1. A double fan for a heat exchanger, which double fan has a first fan and a second fan, characterized in that the first fan (4) is driven and drives the second fan (5) via a transmission element (10) which is provided on a circumferential face (11) of the first fan (4) and a circumferential face (12) of the second fan (5).

2. The double fan as claimed in claim 1, characterized in that the transmission element (10) is formed by a first toothing system (15) which is formed on the circumferential face (11) of the first fan (4) and by a second toothing system (16) which is correspondingly formed on the circumferential face (12) of the second fan (5), which toothing systems (15, 16) both engage into one another for torque transmission.

3. The double fan as claimed in claim 1, characterized in that the transmission element (10) is formed by a first circumferential element (21) which surrounds the first circumferential face (11) and by a second circumferential element (22) which surrounds the second circumferential face (12), which circumferential elements (21, 22) both make torque transmission possible by means of at least one of a frictional connection and a positively locking connection.
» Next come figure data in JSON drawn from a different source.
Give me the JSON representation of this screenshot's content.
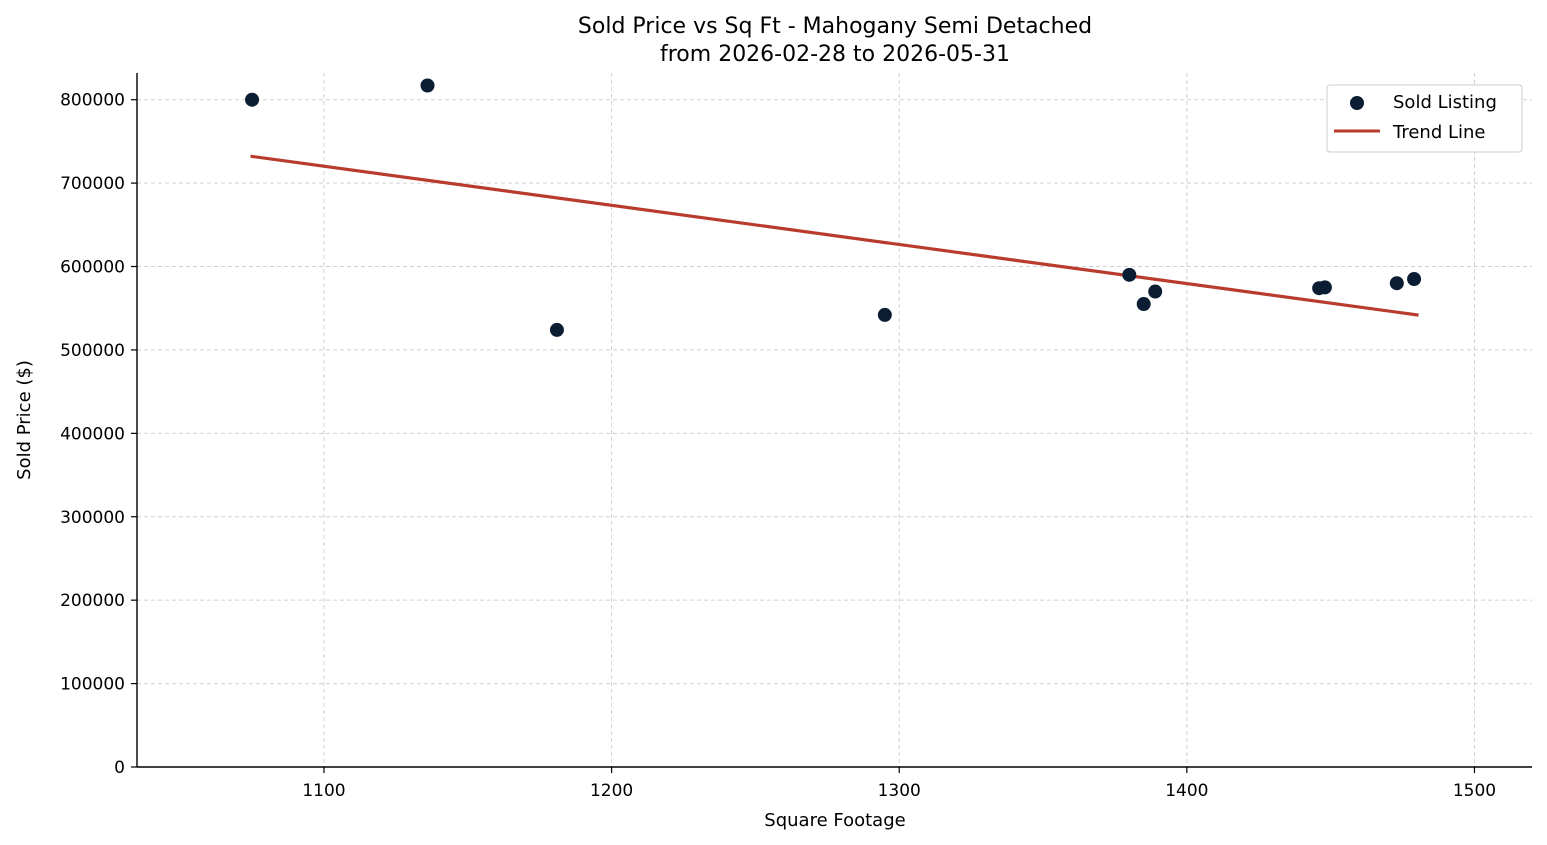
{
  "chart_data": {
    "type": "scatter",
    "title": "Sold Price vs Sq Ft - Mahogany Semi Detached",
    "subtitle": "from 2026-02-28 to 2026-05-31",
    "xlabel": "Square Footage",
    "ylabel": "Sold Price ($)",
    "xlim": [
      1035,
      1520
    ],
    "ylim": [
      0,
      832000
    ],
    "xticks": [
      1100,
      1200,
      1300,
      1400,
      1500
    ],
    "yticks": [
      0,
      100000,
      200000,
      300000,
      400000,
      500000,
      600000,
      700000,
      800000
    ],
    "grid": true,
    "legend_position": "top-right",
    "series": [
      {
        "name": "Sold Listing",
        "kind": "scatter",
        "color": "#0b1d33",
        "points": [
          {
            "x": 1075,
            "y": 800000
          },
          {
            "x": 1136,
            "y": 817000
          },
          {
            "x": 1181,
            "y": 524000
          },
          {
            "x": 1295,
            "y": 542000
          },
          {
            "x": 1380,
            "y": 590000
          },
          {
            "x": 1385,
            "y": 555000
          },
          {
            "x": 1389,
            "y": 570000
          },
          {
            "x": 1446,
            "y": 574000
          },
          {
            "x": 1448,
            "y": 575000
          },
          {
            "x": 1473,
            "y": 580000
          },
          {
            "x": 1479,
            "y": 585000
          }
        ]
      },
      {
        "name": "Trend Line",
        "kind": "line",
        "color": "#b83b2e",
        "points": [
          {
            "x": 1075,
            "y": 732000
          },
          {
            "x": 1480,
            "y": 542000
          }
        ]
      }
    ]
  }
}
4. The double fan as claimed in claim 3, characterized in that the first and second circumferential elements (21, 22) comprise at least one of belt or rubber elements (25, 26) which are tensioned over the respective circumferential faces (11, 12) of the fans (4, 5) and, bearing against one another, both make torque transmission possible as a result of a frictional connection.

5. The double fan as claimed in claim 3, characterized in that the first and second circumferential elements (21, 22) comprise frictional coatings which are applied to the respective circumferential faces (11, 12) of the fans (4, 5) and make torque transmission possible as a result of a frictional connection.

6. The double fan as claimed in claim 3, characterized in that the first and second circumferential elements (21, 22) comprise toothed belts (27, 28) which are tensioned over the respective circumferential faces (11, 12) of the fans (4, 5) and engage into one another with their profile on an outer side and make torque transmission possible as a result of a positively locking connection.

7. The double fan as claimed in claim 3, characterized in that the first and second circumferential elements (21, 22) comprise profiled coatings which are applied to the respective circumferential faces (11, 12) of the fans (4, 5) and make torque transmission possible as a result of a positively locking connection.

8. The double fan as claimed in claim 7, characterized in that the profiled coatings are sprayed onto the circumferential faces (11, 12).

9. The double fan as claimed in claim 1, characterized in that the heat exchanger is a coolant radiator of a motor vehicle.